SOHO has proved to be an exceptional spacecraft for studying this phenomenon. Discovering how the ripples move around the sun has provided valuable information about the sun’s interior conditions. A class of vibrations, or oscillations, called the five-minute oscillations (with a frequency of around three millihertz) have proven particularly useful.

According to conventional thinking, the five-minute oscillations can be thought of as the sound you would get from a bell sitting in the middle of the desert and constantly being touched by random sand grains, blown on the wind. But what Christoffer Karoff and Hans Kjeldsen, both at the University of Aarhus, Denmark, saw in the data, was very different.

"The signal we saw was like someone occasionally walking up to the bell and striking it, which told us that there was something missing from our understanding of how the sun works," Karoff says.
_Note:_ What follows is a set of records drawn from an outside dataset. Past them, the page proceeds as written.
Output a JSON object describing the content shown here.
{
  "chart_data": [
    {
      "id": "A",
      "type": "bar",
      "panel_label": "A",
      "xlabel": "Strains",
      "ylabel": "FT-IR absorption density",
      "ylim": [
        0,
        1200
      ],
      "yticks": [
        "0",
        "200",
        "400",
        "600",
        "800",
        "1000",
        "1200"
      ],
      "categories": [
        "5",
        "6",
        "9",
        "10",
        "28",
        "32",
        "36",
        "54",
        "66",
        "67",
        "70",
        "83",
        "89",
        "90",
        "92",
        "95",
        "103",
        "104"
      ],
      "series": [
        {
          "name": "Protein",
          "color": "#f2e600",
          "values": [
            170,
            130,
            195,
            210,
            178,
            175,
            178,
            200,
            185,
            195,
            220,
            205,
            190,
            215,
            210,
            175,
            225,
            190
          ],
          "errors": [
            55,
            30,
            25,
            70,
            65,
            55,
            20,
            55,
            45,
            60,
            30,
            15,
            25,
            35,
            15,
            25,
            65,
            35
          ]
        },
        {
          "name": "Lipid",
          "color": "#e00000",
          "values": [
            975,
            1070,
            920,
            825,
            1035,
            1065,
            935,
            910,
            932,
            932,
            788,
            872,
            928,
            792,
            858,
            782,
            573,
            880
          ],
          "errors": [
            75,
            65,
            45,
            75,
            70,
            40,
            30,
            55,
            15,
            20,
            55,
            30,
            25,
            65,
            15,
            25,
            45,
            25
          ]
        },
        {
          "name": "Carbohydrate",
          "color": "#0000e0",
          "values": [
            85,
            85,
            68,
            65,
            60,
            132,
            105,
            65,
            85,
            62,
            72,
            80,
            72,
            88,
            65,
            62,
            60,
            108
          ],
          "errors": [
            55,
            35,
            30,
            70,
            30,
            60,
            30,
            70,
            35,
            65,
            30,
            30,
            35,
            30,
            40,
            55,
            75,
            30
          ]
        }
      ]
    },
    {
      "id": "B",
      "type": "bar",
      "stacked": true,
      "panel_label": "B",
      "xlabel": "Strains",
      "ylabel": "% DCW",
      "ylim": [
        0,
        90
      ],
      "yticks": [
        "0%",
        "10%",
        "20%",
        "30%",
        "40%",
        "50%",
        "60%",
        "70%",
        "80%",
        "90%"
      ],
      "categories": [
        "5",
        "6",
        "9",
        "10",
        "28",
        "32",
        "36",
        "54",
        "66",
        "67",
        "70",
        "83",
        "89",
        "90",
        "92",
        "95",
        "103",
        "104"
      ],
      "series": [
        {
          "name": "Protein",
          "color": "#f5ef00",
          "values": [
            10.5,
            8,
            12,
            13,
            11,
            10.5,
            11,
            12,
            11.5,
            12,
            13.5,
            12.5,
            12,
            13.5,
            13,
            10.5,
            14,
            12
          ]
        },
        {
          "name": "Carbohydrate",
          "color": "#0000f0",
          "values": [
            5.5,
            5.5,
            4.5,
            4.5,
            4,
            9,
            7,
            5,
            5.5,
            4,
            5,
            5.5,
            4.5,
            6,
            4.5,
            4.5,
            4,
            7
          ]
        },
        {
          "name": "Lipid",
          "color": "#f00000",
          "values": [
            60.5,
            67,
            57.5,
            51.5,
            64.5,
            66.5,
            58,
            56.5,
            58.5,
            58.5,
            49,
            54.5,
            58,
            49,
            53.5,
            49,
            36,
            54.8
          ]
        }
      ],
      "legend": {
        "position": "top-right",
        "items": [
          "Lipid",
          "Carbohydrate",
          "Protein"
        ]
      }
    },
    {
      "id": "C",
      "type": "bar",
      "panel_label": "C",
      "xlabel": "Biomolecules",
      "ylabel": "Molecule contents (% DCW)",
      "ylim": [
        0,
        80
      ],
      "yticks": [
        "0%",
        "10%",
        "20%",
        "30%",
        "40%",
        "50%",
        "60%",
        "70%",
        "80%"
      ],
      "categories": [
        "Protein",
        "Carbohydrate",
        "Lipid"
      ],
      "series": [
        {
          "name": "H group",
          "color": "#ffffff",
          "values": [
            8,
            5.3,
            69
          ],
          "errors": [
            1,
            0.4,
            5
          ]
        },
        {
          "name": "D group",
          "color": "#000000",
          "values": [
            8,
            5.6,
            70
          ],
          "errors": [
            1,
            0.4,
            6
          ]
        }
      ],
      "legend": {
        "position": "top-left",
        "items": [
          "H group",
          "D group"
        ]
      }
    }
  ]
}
So they began looking for the culprit and discovered an unexpected correlation with solar flares. It seemed that when the number of solar flares went up, so did the strength of the five-minute oscillations. "The strength of the correlation was so strong that there can be no doubt about it," says Karoff.

A similar phenomenon is known on Earth in the aftermath of large earthquakes. For example, after the 2004 Sumatra-Andaman earthquake, the whole Earth rang with seismic waves like a vibrating bell for several weeks.

The correlation is not the end of the story. Now the researchers have to work to understand the mechanism by which the flares cause the oscillations. "We are not completely sure how the solar flares excite the global oscillations," says Karoff.

In a broader context, the correlation suggests that, by looking for similar oscillations within other stars, astronomers can monitor them for flares. Already, Karoff has used high-technology instruments at major ground-based telescopes to look at other sun-like stars. In several cases, he detected the tell-tale signs of oscillations that might originate from flares.

"Now we need to monitor these stars for hundreds of days," he says. That will require dedicated spacecraft, such as the Convection, Rotation, and Planetary Transits (COROT) space telescope, a French space agency (Centre National d’Etudes Spatiales) mission with European Space Agency participation. The hard work, it seems, is just starting.

SOHO is a collaboration between the European Space Agency and NASA.